Deputy Health, Welfare and Food Secretary Eddy Chan Yuk-tak said some legislators had suggested in March that if the fine were increased, some people may not be able to afford it.
'Therefore a community service order may be imposed in addition to the fine to deter repeat offenders,' he told the Legco health services panel yesterday.
But Democrat Andrew Cheng Kar-foo said he did not think repeat offenders warranted a community service order, which was tougher than a fine.
'Those who run a red light are fined $450, which is very low,' he said. 'So the penalty for life-or-death situations is not commensurate with a penalty for environmental hygiene offences.'
Repeat offenders comprised just 1.7 per cent of littering offenders, he said.
Democratic Alliance for Betterment of Hong Kong legislator Tam Yiu-chung said higher fines did not seem to have a deterrent effect.
About 32,000 fixed-penalty notices were issued between June last year and September this year, compared with 26,000 issued the previous year before the fine was raised, according to government figures.

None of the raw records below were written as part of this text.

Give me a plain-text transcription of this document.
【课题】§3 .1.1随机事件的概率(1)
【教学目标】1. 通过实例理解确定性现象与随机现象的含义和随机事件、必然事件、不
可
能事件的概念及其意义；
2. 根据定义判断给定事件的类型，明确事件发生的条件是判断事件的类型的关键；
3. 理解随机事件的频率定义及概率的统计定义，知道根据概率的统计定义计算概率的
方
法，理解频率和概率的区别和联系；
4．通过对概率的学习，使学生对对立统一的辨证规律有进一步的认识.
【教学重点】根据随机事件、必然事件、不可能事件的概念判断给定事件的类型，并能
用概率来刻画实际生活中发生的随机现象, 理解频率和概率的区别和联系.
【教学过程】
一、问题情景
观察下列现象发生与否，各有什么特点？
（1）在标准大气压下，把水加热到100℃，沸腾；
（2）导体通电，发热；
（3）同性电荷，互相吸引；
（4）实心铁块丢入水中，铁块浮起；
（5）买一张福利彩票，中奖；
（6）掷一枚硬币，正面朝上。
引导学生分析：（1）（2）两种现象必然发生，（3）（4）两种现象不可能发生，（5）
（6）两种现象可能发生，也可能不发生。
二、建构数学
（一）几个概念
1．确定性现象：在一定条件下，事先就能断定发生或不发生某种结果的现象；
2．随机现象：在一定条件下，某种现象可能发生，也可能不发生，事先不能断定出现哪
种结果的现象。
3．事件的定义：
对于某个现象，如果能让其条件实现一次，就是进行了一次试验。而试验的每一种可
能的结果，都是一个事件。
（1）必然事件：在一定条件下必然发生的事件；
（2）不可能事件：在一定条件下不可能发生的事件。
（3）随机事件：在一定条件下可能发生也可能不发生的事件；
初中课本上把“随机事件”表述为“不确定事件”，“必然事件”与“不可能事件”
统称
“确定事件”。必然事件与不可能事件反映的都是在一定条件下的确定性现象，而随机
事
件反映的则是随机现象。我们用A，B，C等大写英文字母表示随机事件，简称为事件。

Director of Food and Environmental Hygiene Gregory Leung Wing-lap said the increase in the number of offenders was because the government 'adopted a zero tolerance approach'.
Of the 32,000 offenders, 555 were repeat offenders. These comprised 497 who committed offences twice and 58 three times or more.
Some 85 per cent of first-time offences were for littering and 12 per cent spitting. Of two-time offenders, 64 per cent were litterbugs while 72 per cent of three-time offenders were caught illegally posting bills.